Global Thoughts: Trudeau bites the dust

Gwynne Dyer is a Canadian-born independent journalist whose column is published in more than 175 papers in 45 countries.

By Gwynne Dyer

 Donald Trump excels in every field, including surrealism. Leonard Cohen sang “First we take Manhattan, then we take Berlin!” but it’s completely outclassed by Trump’s “First we take Greenland, then we take Canada!” And he’s going to take the Panama Canal too!

It’s probably just bluster and nonsense, but it has already taken down Justin Trudeau, Canada’s prime minister for the past nine years. His resignation on Monday was the delayed consequence of a row with his deputy Chrystia Freeland last month over his ‘weak’ response to Trump’s threat to slap a 25% tariff on Canadian exports to the US.

The actual annexation threats came a bit later, and most Canadian journalists assumed that they were just a way of scaring Canadians into accepting the new tariffs or making other concessions. They’re probably right, too – but what if they are wrong?

The Greenlanders were simply bemused by Trump’s offer to buy their country, as was the Danish government, which looks after the island’s defence and foreign affairs. Nevertheless, Copenhagen increased its defence spending on Greenland by $1.5 billion. And the Panamanians just shrugged.

The threats may all be empty, and they certainly reveal an ignorance so profound that it may qualify for ‘protected cultural status’ with UNESCO. However, what seems faintly comical viewed from abroad is taken seriously by some people in the United States, and they are thicker on the ground in the circles around Trump than anywhere else.

It’s not enough to say that they’re just yanking our chain. That’s probably the right answer, but you’d feel really stupid if they really did mean some of it and you woke up one morning to find American troops in your street. On the other hand, what could you do to lessen that possibility that wouldn’t look equally stupid?

It’s the same dilemma you always have when dealing with the threats of madmen real or fake. Let’s just look at the bright side, which is that Trump’s threats have finally forced ‘Governor’ Trudeau, as Trump mockingly calls him (implying that what he governs is just an American state) to resign.
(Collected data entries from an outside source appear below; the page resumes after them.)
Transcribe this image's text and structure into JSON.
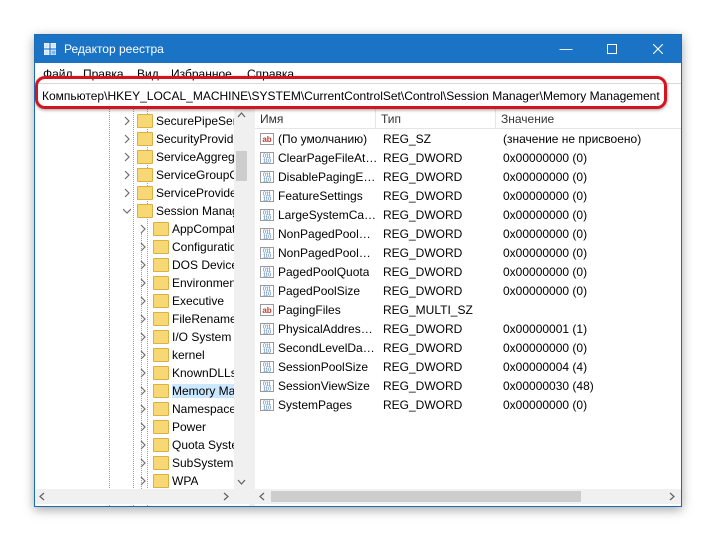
{
  "window": {
    "title": "Редактор реестра"
  },
  "menu": {
    "items": [
      "Файл",
      "Правка",
      "Вид",
      "Избранное",
      "Справка"
    ]
  },
  "address": {
    "path": "Компьютер\\HKEY_LOCAL_MACHINE\\SYSTEM\\CurrentControlSet\\Control\\Session Manager\\Memory Management"
  },
  "tree": {
    "items": [
      {
        "label": "SecurePipeServers"
      },
      {
        "label": "SecurityProviders"
      },
      {
        "label": "ServiceAggregatedEvents"
      },
      {
        "label": "ServiceGroupOrder"
      },
      {
        "label": "ServiceProvider"
      },
      {
        "label": "Session Manager"
      },
      {
        "label": "AppCompatCache"
      },
      {
        "label": "Configuration Manager"
      },
      {
        "label": "DOS Devices"
      },
      {
        "label": "Environment"
      },
      {
        "label": "Executive"
      },
      {
        "label": "FileRenameOperations"
      },
      {
        "label": "I/O System"
      },
      {
        "label": "kernel"
      },
      {
        "label": "KnownDLLs"
      },
      {
        "label": "Memory Management"
      },
      {
        "label": "Namespace Separation"
      },
      {
        "label": "Power"
      },
      {
        "label": "Quota System"
      },
      {
        "label": "SubSystems"
      },
      {
        "label": "WPA"
      }
    ]
  },
  "list": {
    "columns": {
      "name": "Имя",
      "type": "Тип",
      "value": "Значение"
    },
    "rows": [
      {
        "icon": "string-value-icon",
        "name": "(По умолчанию)",
        "type": "REG_SZ",
        "value": "(значение не присвоено)"
      },
      {
        "icon": "binary-value-icon",
        "name": "ClearPageFileAtShutdown",
        "type": "REG_DWORD",
        "value": "0x00000000 (0)"
      },
      {
        "icon": "binary-value-icon",
        "name": "DisablePagingExecutive",
        "type": "REG_DWORD",
        "value": "0x00000000 (0)"
      },
      {
        "icon": "binary-value-icon",
        "name": "FeatureSettings",
        "type": "REG_DWORD",
        "value": "0x00000000 (0)"
      },
      {
        "icon": "binary-value-icon",
        "name": "LargeSystemCache",
        "type": "REG_DWORD",
        "value": "0x00000000 (0)"
      },
      {
        "icon": "binary-value-icon",
        "name": "NonPagedPoolQuota",
        "type": "REG_DWORD",
        "value": "0x00000000 (0)"
      },
      {
        "icon": "binary-value-icon",
        "name": "NonPagedPoolSize",
        "type": "REG_DWORD",
        "value": "0x00000000 (0)"
      },
      {
        "icon": "binary-value-icon",
        "name": "PagedPoolQuota",
        "type": "REG_DWORD",
        "value": "0x00000000 (0)"
      },
      {
        "icon": "binary-value-icon",
        "name": "PagedPoolSize",
        "type": "REG_DWORD",
        "value": "0x00000000 (0)"
      },
      {
        "icon": "string-value-icon",
        "name": "PagingFiles",
        "type": "REG_MULTI_SZ",
        "value": ""
      },
      {
        "icon": "binary-value-icon",
        "name": "PhysicalAddressExtension",
        "type": "REG_DWORD",
        "value": "0x00000001 (1)"
      },
      {
        "icon": "binary-value-icon",
        "name": "SecondLevelDataCache",
        "type": "REG_DWORD",
        "value": "0x00000000 (0)"
      },
      {
        "icon": "binary-value-icon",
        "name": "SessionPoolSize",
        "type": "REG_DWORD",
        "value": "0x00000004 (4)"
      },
      {
        "icon": "binary-value-icon",
        "name": "SessionViewSize",
        "type": "REG_DWORD",
        "value": "0x00000030 (48)"
      },
      {
        "icon": "binary-value-icon",
        "name": "SystemPages",
        "type": "REG_DWORD",
        "value": "0x00000000 (0)"
      }
    ]
  },
  "colors": {
    "titlebar": "#1a73c4",
    "highlight": "#d4151f",
    "selection": "#cce8ff",
    "folder": "#f8d775"
  }
}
That is good news because it opens up a faint possibility that Conservative Party leader Pierre Poilievre will not be the next prime minister of Canada. An election is due no later than October, and so long as Trudeau was in the race Poilievre was the sure winner.

Poilievre (not a francophone despite the name) is not really a Canadian Trump, though he shares most of the same ideas. He’s smarter and more presentable, more like US Vice-President-elect JD Vance but just as much a part of the extreme right.
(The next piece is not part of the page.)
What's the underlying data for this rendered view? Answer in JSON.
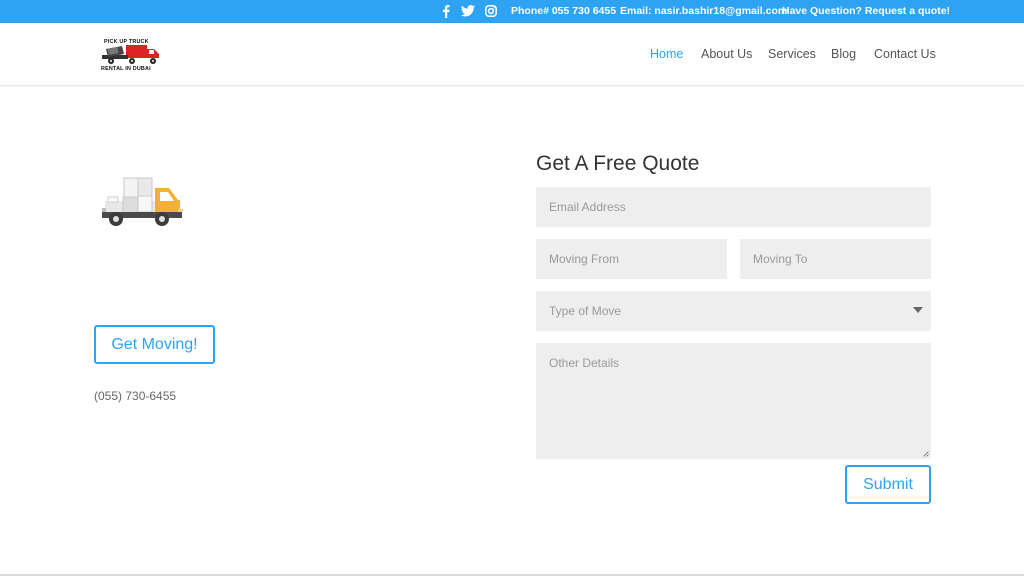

Here’s his take on Canada’s governing Liberal Party, as middle-of-the-road as it could be. “First they were communists, and then they became socialist, and then they became social democrats, and then they stole the word liberal, and then they ruined that word. They changed their name to progressives, and then they changed their name to woke.”

As long as ‘crypto-Communist’ Justin Trudeau was in office, Poilievre seemed bound to win, not so much because ideological rants are the Canadian style but because Canadians had really come to loathe Trudeau. The intensity of the hostility to him in otherwise calm and reasonable people was astonishing.

People found other, more sensible-sounding reasons to dislike Trudeau, whose government did as poorly as most other elected Western governments in coping with Covid and the subsequent runaway inflation. However, I have long been convinced that they really hated Trudeau because he was irredeemably smarmy.

Now that he’s gone and the Liberals will have a new leader, there’s at least a small chance that Poilievre will not be the next prime minister of Canada. Otherwise, by the end of this year all of mainland North America will be ruled by the hard right – except Mexico, of course.